Fransa'nın Afrika'daki Çıkarları ve İç Karışıklıklar
Fransa'nın Afrika'daki çıkarlarını koruyabilmesi her geçen yıl güçleşiyor. Orta Afrika Cumhuriyeti, Burkina Faso, Mali, Gine, Çad ve son olarak Nijer'de Fransa yüzyıllardır pençesi altına aldığı ülkelerden bir bir kovuluyor. Kara Kıta'da kullanılan paralardan konuşulan dile hatta ülkelerdeki kültüre kadar her alanda çok ciddi bir nüfuz alanına sahip olan Fransa'ya karşı büyük bir uyanış başladı. Oluşan tepkiler sonucunda bazı Afrika ülkeleri Fransa ile olan askeri iş birliği anlaşmalarını feshederek Fransız askerini ülkeden kovdu, diğerlerinde ise ülke orduları darbe yaparak Fransa'nın güdümündeki devlet başkanlarını devirdi. Son 30 yılda Afrika'daki Fransız asker sayısı 13 binden 5 bine düştü. Fransa karşıtlığı sadece askeri değil, ekonomik ve diplomatik adımlarla iyice gün yüzüne çıktı. Nijer'de Fransa'ya uranyum ve altın ihracatının askıya alınmasının ardından Fransız büyükelçisi ülkeden kovuldu.
Fransa İç Karışıklıkları
Almanya ile birlikte Avrupa'nın lider ülkesi konumunda bulunan Fransa neredeyse son 10 yıldır iç karışıklarla boğuşuyor. Daha birkaç ay önce 27 Haziranda Paris banliyösü Nanterre'de Fransız polisinin dur ihtarına uymayan 17 yaşındaki Cezayir kökenli Nahel Merzouk polis kurşunuyla hayatını kaybetmiş, ardından başlayan protestolar Fransa sokaklarını savaş alanına çevirmişti. Nahel Merzouk'un öldürülmesi Fransa'da uzun yıllardır var olan Afrika kökenlilere yönelik sistematik ırkçılığı ve polis şiddetini de gün yüzüne çıkardı. Nahel protestolarından kısa süre önce ise Fransa Cumhurbaşkanı Macron'un başı emeklilik reformuna karşı başlatılan protestolarla dertteydi.

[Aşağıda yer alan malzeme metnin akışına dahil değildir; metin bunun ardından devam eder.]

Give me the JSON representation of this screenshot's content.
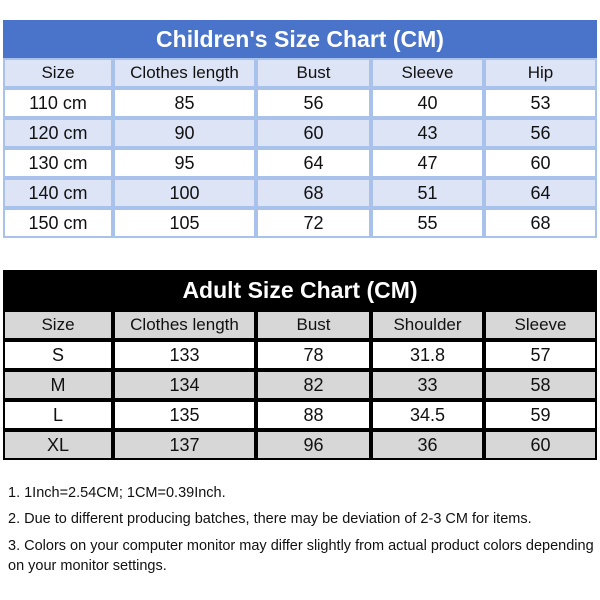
{
  "kids": {
    "title": "Children's Size Chart (CM)",
    "headers": [
      "Size",
      "Clothes length",
      "Bust",
      "Sleeve",
      "Hip"
    ],
    "rows": [
      [
        "110 cm",
        "85",
        "56",
        "40",
        "53"
      ],
      [
        "120 cm",
        "90",
        "60",
        "43",
        "56"
      ],
      [
        "130 cm",
        "95",
        "64",
        "47",
        "60"
      ],
      [
        "140 cm",
        "100",
        "68",
        "51",
        "64"
      ],
      [
        "150 cm",
        "105",
        "72",
        "55",
        "68"
      ]
    ],
    "colors": {
      "title_bg": "#4a74c9",
      "shade": "#dde4f6",
      "border": "#a9c2ec"
    }
  },
  "adult": {
    "title": "Adult Size Chart (CM)",
    "headers": [
      "Size",
      "Clothes length",
      "Bust",
      "Shoulder",
      "Sleeve"
    ],
    "rows": [
      [
        "S",
        "133",
        "78",
        "31.8",
        "57"
      ],
      [
        "M",
        "134",
        "82",
        "33",
        "58"
      ],
      [
        "L",
        "135",
        "88",
        "34.5",
        "59"
      ],
      [
        "XL",
        "137",
        "96",
        "36",
        "60"
      ]
    ],
    "colors": {
      "title_bg": "#000000",
      "shade": "#d7d7d7",
      "border": "#000000"
    }
  },
  "notes": [
    "1. 1Inch=2.54CM; 1CM=0.39Inch.",
    "2. Due to different producing batches, there may be deviation of 2-3 CM for items.",
    "3. Colors on your computer monitor may differ slightly from actual product colors depending on your monitor settings."
  ]
}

Hükümetin emeklilik yaşının 62'den 64'e çıkarılmasını içeren yasa tasarısını oylamadan Meclisten geçirme kararı üzerine 16 Mart'ta ülkede kitlesel gösteriler başladı. Polis ile göstericiler arasında ülkenin birçok yerinde şiddet olayları yaşandı. Aylarca devam eden protestolarda 1000'den fazla kişi gözaltına alındı.
Sarı Yelekliler Hareketi
Macron'un bağımsız bir AB ordusu kurma ve modern çağın Napolyon'u olma hevesini kursağında bırakan ilk ayaklanma sarı yelekliler hareketinden gelmişti. 2018 yılının kasım ayında başlayan 'sarı yelekliler' protestoları başlangıçta akaryakıt zamlarına ve ekonomik koşullara tepki maksadıyla ortaya çıkmış olsa da zamanla Macron'un özellikle sosyo-ekonomik politikalarına karşı tavır aldı. Paris'te yaklaşık 300 bin kişinin katılımıyla başlayan eylemlerde Fransa tarihine iz bırakacak büyük şiddet olayları yaşandı ve polis ile eylemciler arasındaki sert çatışmalar dünya basınında uzun süre yer aldı. Ülke tarihinin en ses getiren protestoları arasında sayılan gösteriler üzerinden 5 yıl geçmesine rağmen devam ediyor. Sarı yelekliler hareketi başkent Paris'te her cumartesi sokağa çıkarak artan taleplerini dile getiriyor. Yani Fransa sokakları yıllardır bugün Afrika'daki benzer şekilde karışmış vaziyette ve şiddet eylemleri Fransız devletini uzun süredir sarsmaya devam ediyor.
Fransa'nın Afrika'daki Çıkarları ve İç Karışıklıklar
İşte yaşanan bu iç karışıklıklar Fransa devletinin dış politikadaki gücünü ve etkisini zayıflattığı gibi Afrika'daki halklara da büyük bir cesaret vermiş gözüküyor.